Margaret McGlynnInternational Vaccine Institute
Margaret McGlynn is the President and CEO of the International Vaccine Institute, a nonprofit inter-governmental organization that works to develop vaccines against infectious diseases.
In this guest post, Margaret McGlynn, president & CEO of the International AIDS Vaccine Initiative (IAVI), writes about a new partnership between IAVI and the Indian government. The post originally appeared on the US Agency for International Development’s (USAID) Impact blog.
When you’re dealing with a global public health crisis, having an international presence isn’t just advisable—it is imperative. This applies as much to the development of new tools to prevent disease as it does to treatment. An AIDS vaccine candidate, for example, must be tested in the people who will eventually use it and against the strains of HIV it is devised to protect them from.
That’s why (IAVI), in partnership with USAID, has worked diligently over the past several years to establish itself as a truly global nonprofit partner. Using donor funds, IAVI has created an enviable network of research centers in sub-Saharan Africa dedicated to assessing novel AIDS vaccine candidates in clinical trials and conducting supporting epidemiological studies on HIV. These partnerships have made meaningful contributions to the research capacity of many developing countries—a capability that is now helping local researchers tackle other diseases.
IAVI and its partners are now applying that same model to support the design of a new generation of AIDS vaccine candidates. Today, IAVI and the Translational Health Sciences and Technology Institute (THSTI), an autonomous institute of the Indian government’s Department of Biotechnology (DBT), launched an HIV Vaccine Design Program near New Delhi. The program is dedicated to the large-scale generation and preclinical evaluation of immunogens, the active ingredients of vaccines. It will focus on devising immunogens capable of eliciting antibodies that can prevent infection by a broad range of the circulating genetic variants of HIV.
That challenge, known to researchers as the neutralizing antibody problem, has long stymied progress toward an AIDS vaccine. But recent discoveries of antibodies capable of blocking a number of HIV variants have provided researchers with clues to the design of potentially powerful new vaccine candidates. The HIV Vaccine Design Program will use these insights to develop new methods to generate large numbers of potential HIV immunogens and rapidly assess their potential for use in candidate vaccines. Much of the work will take place in a laboratory housed within THSTI that is being built and staffed with support from IAVI, DBT, and THSTI.
The program’s location is no accident. Over the past decade, IAVI has enjoyed a productive partnership for the clinical evaluation of candidate AIDS vaccines with key medical research institutions of the Indian government. Indian scientists have also actively participated in an international consortium of HIV laboratories supported by IAVI to advance HIV vaccine research.
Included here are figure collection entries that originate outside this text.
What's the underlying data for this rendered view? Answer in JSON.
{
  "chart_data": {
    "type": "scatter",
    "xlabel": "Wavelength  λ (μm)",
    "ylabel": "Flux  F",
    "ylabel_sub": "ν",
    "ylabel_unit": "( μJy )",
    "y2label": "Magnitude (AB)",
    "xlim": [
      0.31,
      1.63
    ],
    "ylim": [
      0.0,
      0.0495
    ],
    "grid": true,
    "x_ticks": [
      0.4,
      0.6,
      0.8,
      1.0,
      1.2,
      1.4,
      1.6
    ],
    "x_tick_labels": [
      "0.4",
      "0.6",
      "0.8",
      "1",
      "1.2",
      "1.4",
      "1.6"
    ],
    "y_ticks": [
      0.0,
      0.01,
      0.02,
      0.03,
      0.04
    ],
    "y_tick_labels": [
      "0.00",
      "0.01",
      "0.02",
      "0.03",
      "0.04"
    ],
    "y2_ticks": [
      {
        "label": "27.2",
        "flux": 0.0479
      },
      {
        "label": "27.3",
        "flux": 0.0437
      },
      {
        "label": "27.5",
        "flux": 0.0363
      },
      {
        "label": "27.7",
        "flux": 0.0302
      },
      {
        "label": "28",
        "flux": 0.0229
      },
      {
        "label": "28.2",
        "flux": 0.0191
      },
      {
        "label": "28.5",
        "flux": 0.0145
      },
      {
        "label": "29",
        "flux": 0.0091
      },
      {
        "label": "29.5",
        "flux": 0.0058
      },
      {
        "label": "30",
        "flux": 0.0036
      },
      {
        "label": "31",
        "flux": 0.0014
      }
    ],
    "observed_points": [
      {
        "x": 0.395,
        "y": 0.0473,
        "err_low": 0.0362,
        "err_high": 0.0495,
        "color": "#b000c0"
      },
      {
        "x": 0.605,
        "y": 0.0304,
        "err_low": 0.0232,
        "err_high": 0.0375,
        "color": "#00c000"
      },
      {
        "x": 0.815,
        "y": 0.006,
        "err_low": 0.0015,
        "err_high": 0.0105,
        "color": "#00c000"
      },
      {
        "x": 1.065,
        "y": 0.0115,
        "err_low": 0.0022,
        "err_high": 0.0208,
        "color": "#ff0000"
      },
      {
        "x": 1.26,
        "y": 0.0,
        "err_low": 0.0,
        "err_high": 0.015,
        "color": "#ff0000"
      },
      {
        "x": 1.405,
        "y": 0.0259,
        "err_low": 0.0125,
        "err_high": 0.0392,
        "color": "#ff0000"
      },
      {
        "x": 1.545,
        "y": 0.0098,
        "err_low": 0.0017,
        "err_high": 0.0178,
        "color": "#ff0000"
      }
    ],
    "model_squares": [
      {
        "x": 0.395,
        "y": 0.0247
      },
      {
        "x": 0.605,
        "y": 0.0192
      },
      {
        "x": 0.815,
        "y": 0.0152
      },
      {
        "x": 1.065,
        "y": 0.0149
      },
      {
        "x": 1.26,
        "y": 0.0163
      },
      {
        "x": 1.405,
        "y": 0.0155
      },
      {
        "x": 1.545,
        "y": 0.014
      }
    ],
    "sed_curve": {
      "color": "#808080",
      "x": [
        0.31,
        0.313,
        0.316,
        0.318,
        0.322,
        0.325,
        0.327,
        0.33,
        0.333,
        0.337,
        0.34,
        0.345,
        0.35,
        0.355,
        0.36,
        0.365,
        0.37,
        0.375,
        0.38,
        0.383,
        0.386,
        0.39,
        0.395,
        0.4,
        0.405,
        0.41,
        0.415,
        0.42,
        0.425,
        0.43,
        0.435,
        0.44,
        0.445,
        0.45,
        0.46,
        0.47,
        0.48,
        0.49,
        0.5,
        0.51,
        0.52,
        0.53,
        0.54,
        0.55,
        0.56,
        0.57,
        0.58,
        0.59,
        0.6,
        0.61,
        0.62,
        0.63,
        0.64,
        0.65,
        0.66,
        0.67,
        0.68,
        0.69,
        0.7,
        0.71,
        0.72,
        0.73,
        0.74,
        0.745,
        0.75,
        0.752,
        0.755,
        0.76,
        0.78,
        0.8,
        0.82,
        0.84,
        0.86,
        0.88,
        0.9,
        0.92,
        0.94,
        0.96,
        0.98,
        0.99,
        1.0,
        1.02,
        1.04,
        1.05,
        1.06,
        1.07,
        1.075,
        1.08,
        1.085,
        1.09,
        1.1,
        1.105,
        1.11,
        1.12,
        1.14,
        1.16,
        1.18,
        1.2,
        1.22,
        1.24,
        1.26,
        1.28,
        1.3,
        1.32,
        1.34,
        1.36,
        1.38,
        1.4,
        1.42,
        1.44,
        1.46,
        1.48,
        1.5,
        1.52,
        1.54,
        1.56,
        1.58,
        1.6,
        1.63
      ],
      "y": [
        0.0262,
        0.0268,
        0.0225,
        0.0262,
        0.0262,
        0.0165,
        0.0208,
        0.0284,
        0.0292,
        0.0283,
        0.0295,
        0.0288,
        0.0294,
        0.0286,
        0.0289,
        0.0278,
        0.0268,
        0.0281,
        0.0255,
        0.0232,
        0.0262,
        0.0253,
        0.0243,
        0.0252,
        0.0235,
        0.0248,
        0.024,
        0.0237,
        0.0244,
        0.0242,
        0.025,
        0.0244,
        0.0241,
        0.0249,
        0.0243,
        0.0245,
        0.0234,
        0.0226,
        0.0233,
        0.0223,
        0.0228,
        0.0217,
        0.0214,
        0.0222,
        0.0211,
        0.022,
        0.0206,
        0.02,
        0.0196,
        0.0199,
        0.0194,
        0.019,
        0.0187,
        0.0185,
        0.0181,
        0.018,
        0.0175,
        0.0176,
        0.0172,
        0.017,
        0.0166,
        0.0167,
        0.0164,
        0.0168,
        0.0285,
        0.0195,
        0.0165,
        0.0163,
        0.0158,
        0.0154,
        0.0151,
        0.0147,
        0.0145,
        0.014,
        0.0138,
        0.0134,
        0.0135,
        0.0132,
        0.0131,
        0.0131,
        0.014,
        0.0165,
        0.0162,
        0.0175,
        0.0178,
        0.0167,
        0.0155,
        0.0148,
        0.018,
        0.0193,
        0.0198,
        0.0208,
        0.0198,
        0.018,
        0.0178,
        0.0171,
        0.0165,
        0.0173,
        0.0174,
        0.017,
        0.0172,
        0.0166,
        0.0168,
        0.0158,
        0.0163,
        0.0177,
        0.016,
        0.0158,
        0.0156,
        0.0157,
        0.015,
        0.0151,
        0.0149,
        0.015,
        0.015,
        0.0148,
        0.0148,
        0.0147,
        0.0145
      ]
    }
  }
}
The government of India, meanwhile, is in the early phase of its “Decade of Innovation,” a policy that seeks to harness a growing roster of home-grown biotechnology companies, the nation’s deep pool of scientific talent, and global research partnerships to boost innovation in a variety of high-tech fields.
The HIV Vaccine Design Program provides an opportunity to engage an emerging economy in the global quest to develop a vaccine against HIV. For India, it creates an opportunity to address a crisis of significant relevance to Indians. As importantly, it seeds the kinds of collaborations that often foster scientific and technical innovation and generate ideas that might be applied to address other diseases that have long hampered development.